Published in The Tennessean, Sunday, December 6, 2009

Fudged global-warming data melt under scrutiny

by Richard J. Grant

Have you noticed how often it is assumed that people in business are ruthless, greedy and unprincipled in their pursuit of profit, but that people in government are assumed to be selfless, benevolent and unerring in their pursuit of social justice?

Is there something about the two types of service that magically transforms human nature, or is there just some mysterious sorting mechanism?

Here's an example. A corporation, let's say a big oil company, gives a monetary grant to a group for the purpose of funding research related to the issue of climate change. Around the same time, a government agency gives a monetary grant to another group, also for the purpose of funding research related to the issue of climate change. Is there a difference? Are the results of the two grants portrayed in the media in exactly the same way?

If the research results cast doubt on the current great social cause célèbre, it is unlikely that the recipients of the corporate funding will escape being labeled as obviously biased, in the pocket of big business. The common assumption is that the results will always support the corporation's interest. But no such stigma is automatically attached to governmental funding of such research, even though a contrary result may be just as likely to lead to loss of future funding.

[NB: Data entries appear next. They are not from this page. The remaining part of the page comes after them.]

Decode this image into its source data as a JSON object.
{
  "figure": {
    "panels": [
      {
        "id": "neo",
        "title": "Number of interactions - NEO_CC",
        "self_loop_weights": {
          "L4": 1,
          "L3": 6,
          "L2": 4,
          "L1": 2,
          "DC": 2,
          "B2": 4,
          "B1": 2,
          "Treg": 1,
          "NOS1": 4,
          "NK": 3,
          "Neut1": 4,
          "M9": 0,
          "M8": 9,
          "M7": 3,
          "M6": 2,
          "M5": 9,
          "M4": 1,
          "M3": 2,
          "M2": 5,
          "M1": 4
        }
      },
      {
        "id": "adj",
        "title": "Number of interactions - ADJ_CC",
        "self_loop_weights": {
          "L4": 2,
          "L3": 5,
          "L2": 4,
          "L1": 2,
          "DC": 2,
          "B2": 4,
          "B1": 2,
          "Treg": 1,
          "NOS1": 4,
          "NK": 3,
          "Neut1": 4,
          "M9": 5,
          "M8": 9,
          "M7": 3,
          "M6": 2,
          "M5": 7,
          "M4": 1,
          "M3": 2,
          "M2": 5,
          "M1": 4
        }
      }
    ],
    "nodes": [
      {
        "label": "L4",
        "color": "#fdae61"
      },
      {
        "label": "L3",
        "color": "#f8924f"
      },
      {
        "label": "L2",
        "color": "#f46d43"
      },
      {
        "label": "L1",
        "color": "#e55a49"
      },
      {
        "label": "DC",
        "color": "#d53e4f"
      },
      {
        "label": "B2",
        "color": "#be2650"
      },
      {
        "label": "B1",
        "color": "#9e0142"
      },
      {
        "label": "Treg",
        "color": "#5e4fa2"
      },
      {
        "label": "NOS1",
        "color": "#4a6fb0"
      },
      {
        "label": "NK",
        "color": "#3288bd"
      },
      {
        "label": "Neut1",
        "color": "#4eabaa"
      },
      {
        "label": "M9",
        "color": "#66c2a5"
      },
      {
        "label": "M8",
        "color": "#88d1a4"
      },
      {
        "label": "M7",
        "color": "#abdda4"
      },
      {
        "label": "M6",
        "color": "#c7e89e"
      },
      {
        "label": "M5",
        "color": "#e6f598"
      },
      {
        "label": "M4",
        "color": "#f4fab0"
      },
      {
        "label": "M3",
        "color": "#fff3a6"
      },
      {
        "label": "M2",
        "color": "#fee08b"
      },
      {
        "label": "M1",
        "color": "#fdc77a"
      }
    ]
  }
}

When an issue is politicized in the way that the issue of "man-made global warming" is, it is reasonable to assume that those who dispense the funds will harbor hopes about the results expected to come from the research. This is not to suggest that researchers are necessarily corrupted by the source of their funding, but there can be a mutual self-selection, and some researchers seem to have a strong desire to please.

Does size matter when it comes to influence or temptation? It should be noted that while private funding of climate-change research is measured in the millions, government funding is measured in billions of dollars.

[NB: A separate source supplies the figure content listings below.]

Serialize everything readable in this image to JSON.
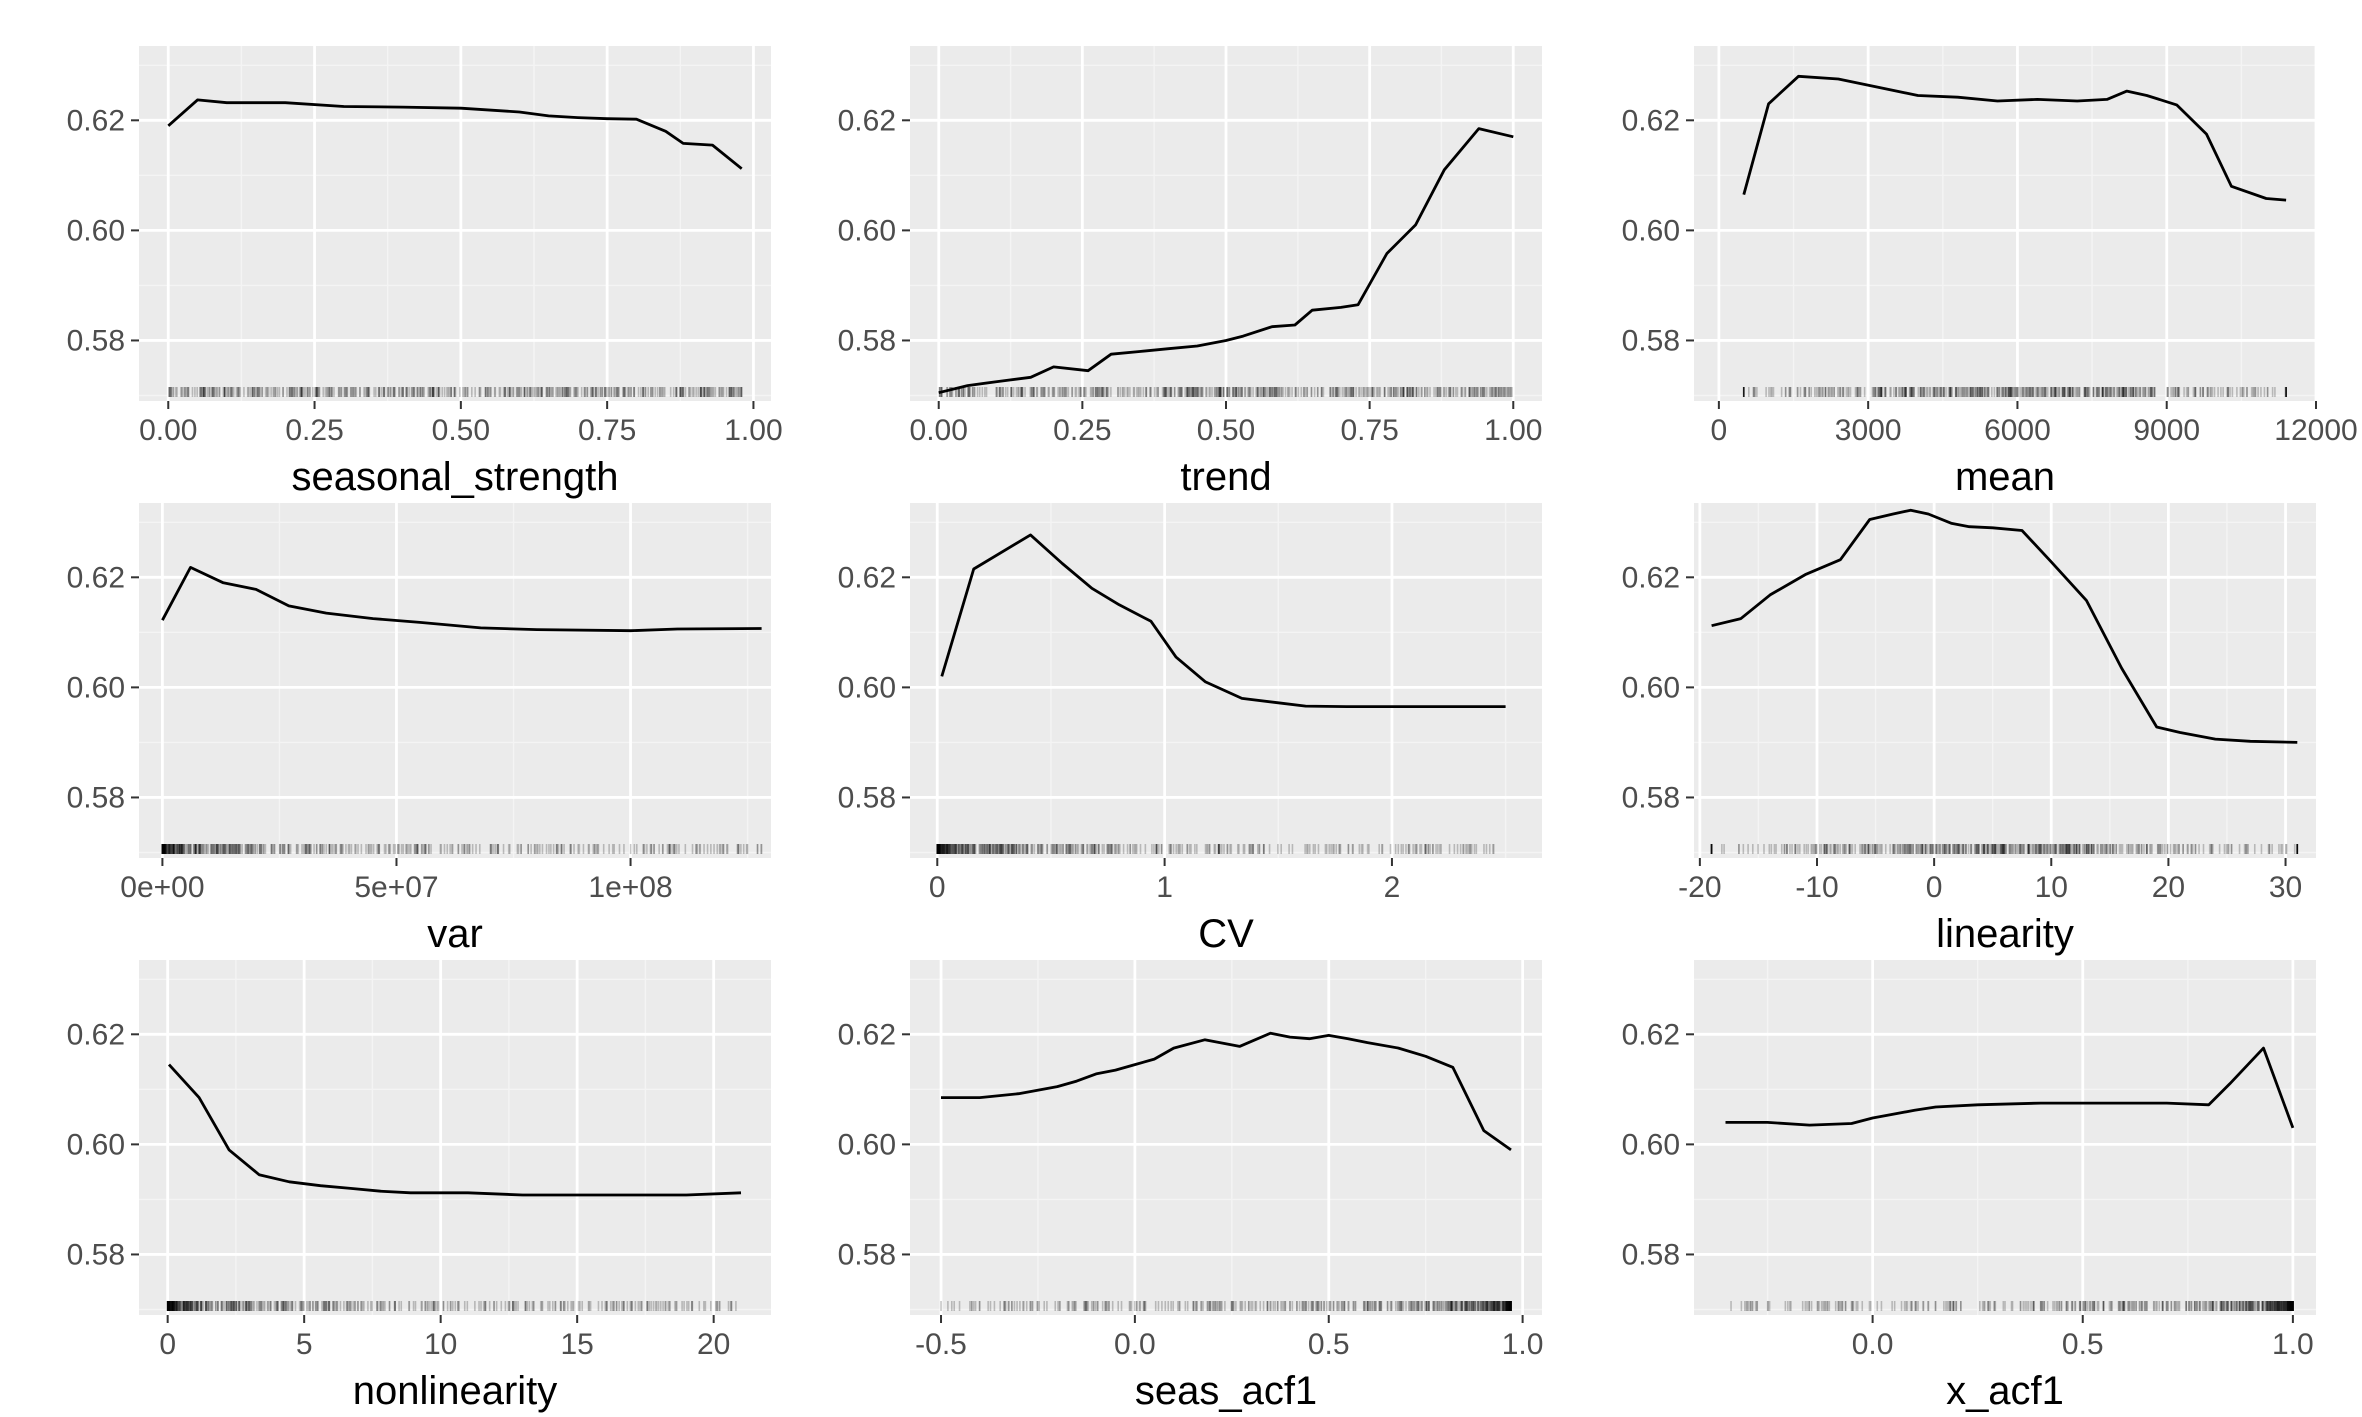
{
  "figure": {
    "colors": {
      "panel_bg": "#ebebeb",
      "grid_major": "#ffffff",
      "grid_minor": "#f4f4f4",
      "line": "#000000",
      "rug": "#000000",
      "tick_text": "#4d4d4d"
    }
  },
  "chart_data": [
    {
      "type": "line",
      "xlabel": "seasonal_strength",
      "xlim": [
        -0.05,
        1.03
      ],
      "ylim": [
        0.569,
        0.6335
      ],
      "xticks": [
        0,
        0.25,
        0.5,
        0.75,
        1
      ],
      "xtick_labels": [
        "0.00",
        "0.25",
        "0.50",
        "0.75",
        "1.00"
      ],
      "yticks": [
        0.58,
        0.6,
        0.62
      ],
      "ytick_labels": [
        "0.58",
        "0.60",
        "0.62"
      ],
      "x": [
        0.0,
        0.05,
        0.1,
        0.2,
        0.3,
        0.4,
        0.5,
        0.6,
        0.65,
        0.7,
        0.75,
        0.8,
        0.85,
        0.88,
        0.93,
        0.98
      ],
      "y": [
        0.619,
        0.6237,
        0.6232,
        0.6232,
        0.6225,
        0.6224,
        0.6222,
        0.6215,
        0.6208,
        0.6205,
        0.6203,
        0.6202,
        0.618,
        0.6158,
        0.6155,
        0.6112
      ],
      "rug": {
        "min": 0.0,
        "max": 0.98,
        "density": "uniform"
      }
    },
    {
      "type": "line",
      "xlabel": "trend",
      "xlim": [
        -0.05,
        1.05
      ],
      "ylim": [
        0.569,
        0.6335
      ],
      "xticks": [
        0,
        0.25,
        0.5,
        0.75,
        1
      ],
      "xtick_labels": [
        "0.00",
        "0.25",
        "0.50",
        "0.75",
        "1.00"
      ],
      "yticks": [
        0.58,
        0.6,
        0.62
      ],
      "ytick_labels": [
        "0.58",
        "0.60",
        "0.62"
      ],
      "x": [
        0.0,
        0.05,
        0.1,
        0.16,
        0.2,
        0.26,
        0.3,
        0.35,
        0.4,
        0.45,
        0.5,
        0.53,
        0.58,
        0.62,
        0.65,
        0.7,
        0.73,
        0.78,
        0.83,
        0.88,
        0.94,
        1.0
      ],
      "y": [
        0.5705,
        0.5718,
        0.5725,
        0.5733,
        0.5752,
        0.5745,
        0.5775,
        0.578,
        0.5785,
        0.579,
        0.58,
        0.5808,
        0.5825,
        0.5828,
        0.5855,
        0.586,
        0.5865,
        0.5958,
        0.601,
        0.611,
        0.6185,
        0.617
      ],
      "rug": {
        "min": 0.0,
        "max": 1.0,
        "density": "dense"
      }
    },
    {
      "type": "line",
      "xlabel": "mean",
      "xlim": [
        -500,
        12000
      ],
      "ylim": [
        0.569,
        0.6335
      ],
      "xticks": [
        0,
        3000,
        6000,
        9000,
        12000
      ],
      "xtick_labels": [
        "0",
        "3000",
        "6000",
        "9000",
        "12000"
      ],
      "yticks": [
        0.58,
        0.6,
        0.62
      ],
      "ytick_labels": [
        "0.58",
        "0.60",
        "0.62"
      ],
      "x": [
        500,
        1000,
        1600,
        2400,
        3200,
        4000,
        4800,
        5600,
        6400,
        7200,
        7800,
        8200,
        8600,
        9200,
        9800,
        10300,
        11000,
        11400
      ],
      "y": [
        0.6065,
        0.623,
        0.628,
        0.6275,
        0.626,
        0.6245,
        0.6242,
        0.6235,
        0.6238,
        0.6235,
        0.6238,
        0.6253,
        0.6245,
        0.6228,
        0.6175,
        0.608,
        0.6058,
        0.6055
      ],
      "rug": {
        "min": 500,
        "max": 11400,
        "density": "dense-center"
      }
    },
    {
      "type": "line",
      "xlabel": "var",
      "xlim": [
        -5000000,
        130000000
      ],
      "ylim": [
        0.569,
        0.6335
      ],
      "xticks": [
        0,
        50000000,
        100000000
      ],
      "xtick_labels": [
        "0e+00",
        "5e+07",
        "1e+08"
      ],
      "yticks": [
        0.58,
        0.6,
        0.62
      ],
      "ytick_labels": [
        "0.58",
        "0.60",
        "0.62"
      ],
      "x": [
        0,
        6000000,
        13000000,
        20000000,
        27000000,
        35000000,
        45000000,
        55000000,
        68000000,
        80000000,
        100000000,
        110000000,
        128000000
      ],
      "y": [
        0.6122,
        0.6218,
        0.619,
        0.6178,
        0.6148,
        0.6135,
        0.6125,
        0.6118,
        0.6108,
        0.6105,
        0.6103,
        0.6106,
        0.6107
      ],
      "rug": {
        "min": 0,
        "max": 128000000,
        "density": "skewed-low"
      }
    },
    {
      "type": "line",
      "xlabel": "CV",
      "xlim": [
        -0.12,
        2.66
      ],
      "ylim": [
        0.569,
        0.6335
      ],
      "xticks": [
        0,
        1,
        2
      ],
      "xtick_labels": [
        "0",
        "1",
        "2"
      ],
      "yticks": [
        0.58,
        0.6,
        0.62
      ],
      "ytick_labels": [
        "0.58",
        "0.60",
        "0.62"
      ],
      "x": [
        0.02,
        0.16,
        0.41,
        0.55,
        0.68,
        0.8,
        0.94,
        1.05,
        1.18,
        1.34,
        1.5,
        1.62,
        1.8,
        2.1,
        2.5
      ],
      "y": [
        0.602,
        0.6215,
        0.6277,
        0.6225,
        0.618,
        0.615,
        0.612,
        0.6055,
        0.601,
        0.598,
        0.5972,
        0.5966,
        0.5965,
        0.5965,
        0.5965
      ],
      "rug": {
        "min": 0.0,
        "max": 2.5,
        "density": "skewed-low"
      }
    },
    {
      "type": "line",
      "xlabel": "linearity",
      "xlim": [
        -20.5,
        32.6
      ],
      "ylim": [
        0.569,
        0.6335
      ],
      "xticks": [
        -20,
        -10,
        0,
        10,
        20,
        30
      ],
      "xtick_labels": [
        "-20",
        "-10",
        "0",
        "10",
        "20",
        "30"
      ],
      "yticks": [
        0.58,
        0.6,
        0.62
      ],
      "ytick_labels": [
        "0.58",
        "0.60",
        "0.62"
      ],
      "x": [
        -19,
        -16.5,
        -14,
        -11,
        -8,
        -5.5,
        -3.5,
        -2,
        -0.5,
        1.5,
        3,
        5,
        7.5,
        10,
        13,
        16,
        19,
        21,
        24,
        27,
        31
      ],
      "y": [
        0.6112,
        0.6125,
        0.6168,
        0.6205,
        0.6232,
        0.6305,
        0.6315,
        0.6322,
        0.6315,
        0.6298,
        0.6292,
        0.629,
        0.6285,
        0.6228,
        0.6158,
        0.6035,
        0.5928,
        0.5918,
        0.5906,
        0.5902,
        0.59
      ],
      "rug": {
        "min": -19,
        "max": 31,
        "density": "dense-center"
      }
    },
    {
      "type": "line",
      "xlabel": "nonlinearity",
      "xlim": [
        -1.05,
        22.1
      ],
      "ylim": [
        0.569,
        0.6335
      ],
      "xticks": [
        0,
        5,
        10,
        15,
        20
      ],
      "xtick_labels": [
        "0",
        "5",
        "10",
        "15",
        "20"
      ],
      "yticks": [
        0.58,
        0.6,
        0.62
      ],
      "ytick_labels": [
        "0.58",
        "0.60",
        "0.62"
      ],
      "x": [
        0.05,
        1.15,
        2.25,
        3.35,
        4.45,
        5.6,
        6.7,
        7.8,
        8.9,
        11,
        13,
        16,
        19,
        21
      ],
      "y": [
        0.6145,
        0.6085,
        0.599,
        0.5945,
        0.5932,
        0.5925,
        0.592,
        0.5915,
        0.5912,
        0.5912,
        0.5908,
        0.5908,
        0.5908,
        0.5912
      ],
      "rug": {
        "min": 0,
        "max": 21,
        "density": "skewed-low"
      }
    },
    {
      "type": "line",
      "xlabel": "seas_acf1",
      "xlim": [
        -0.58,
        1.05
      ],
      "ylim": [
        0.569,
        0.6335
      ],
      "xticks": [
        -0.5,
        0,
        0.5,
        1
      ],
      "xtick_labels": [
        "-0.5",
        "0.0",
        "0.5",
        "1.0"
      ],
      "yticks": [
        0.58,
        0.6,
        0.62
      ],
      "ytick_labels": [
        "0.58",
        "0.60",
        "0.62"
      ],
      "x": [
        -0.5,
        -0.4,
        -0.3,
        -0.2,
        -0.15,
        -0.1,
        -0.05,
        0.0,
        0.05,
        0.1,
        0.18,
        0.27,
        0.35,
        0.4,
        0.45,
        0.5,
        0.55,
        0.6,
        0.68,
        0.75,
        0.82,
        0.9,
        0.97
      ],
      "y": [
        0.6085,
        0.6085,
        0.6092,
        0.6105,
        0.6115,
        0.6128,
        0.6135,
        0.6145,
        0.6155,
        0.6175,
        0.619,
        0.6178,
        0.6202,
        0.6195,
        0.6192,
        0.6198,
        0.6192,
        0.6185,
        0.6175,
        0.616,
        0.614,
        0.6025,
        0.599
      ],
      "rug": {
        "min": -0.5,
        "max": 0.97,
        "density": "skewed-high"
      }
    },
    {
      "type": "line",
      "xlabel": "x_acf1",
      "xlim": [
        -0.425,
        1.055
      ],
      "ylim": [
        0.569,
        0.6335
      ],
      "xticks": [
        0,
        0.5,
        1
      ],
      "xtick_labels": [
        "0.0",
        "0.5",
        "1.0"
      ],
      "yticks": [
        0.58,
        0.6,
        0.62
      ],
      "ytick_labels": [
        "0.58",
        "0.60",
        "0.62"
      ],
      "x": [
        -0.35,
        -0.25,
        -0.15,
        -0.05,
        0.0,
        0.05,
        0.1,
        0.15,
        0.25,
        0.4,
        0.6,
        0.7,
        0.8,
        0.85,
        0.93,
        1.0
      ],
      "y": [
        0.604,
        0.604,
        0.6035,
        0.6038,
        0.6048,
        0.6055,
        0.6062,
        0.6068,
        0.6072,
        0.6075,
        0.6075,
        0.6075,
        0.6072,
        0.611,
        0.6175,
        0.603
      ],
      "rug": {
        "min": -0.35,
        "max": 1.0,
        "density": "skewed-high"
      }
    }
  ]
}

Also, those who manage to find evidence supporting an activist "carbon reduction" program just happen to receive aggregate funding that is two to three orders of magnitude greater than those researchers who find no cause for alarm.

This lopsided funding might help explain the widespread belief that global warming must be a clear and present danger. And the high stakes might help explain the stridency of the debate such as it is. One side, however, insists that there is a "consensus," that "the science is settled," and that anyone who disagrees with the need for massive government intervention to abate global warming is either morally or intellectually defective.

That the science is not settled is demonstrated by the large number of scientists who do, indeed, stand against the so-called consensus. There have also long been charges from independent researchers that some leading believers in anthropogenic global warming have been mishandling the statistics. A famous example of such mishandling involves Michael Mann, the Penn State researcher who has had to step down from his job pending investigation of the recent "Climategate" e-mail scandal.

The e-mails are important because they purport to show Mr. Mann and other "top climate researchers" joking about how to fudge the statistics to get the results they want.
This raises the question of integrity with regard to the work of Mann, et al. whenever they have presented statistical series, such as their famous "hockey stick" graph that claims to show global temperatures remaining flat until the industrial era, and then rising sharply. Unfortunately for Mr. Mann, two Canadian statistics experts, Stephen McIntyre and Ross McKitrick, had already shown how Mann's methods, not the data, made the past look cooler and recent times appear significantly hotter. Fudge melts.

The fear of catastrophic, man-made global warming is a socialist's dream. It offers rich opportunities for the aggrandizement of government. If it didn't exist, they would invent it. Did they?


Richard J. Grant is a professor of finance and economics at Lipscomb University and a scholar at the Tennessee Center for Policy Research. His column will appear on Sundays.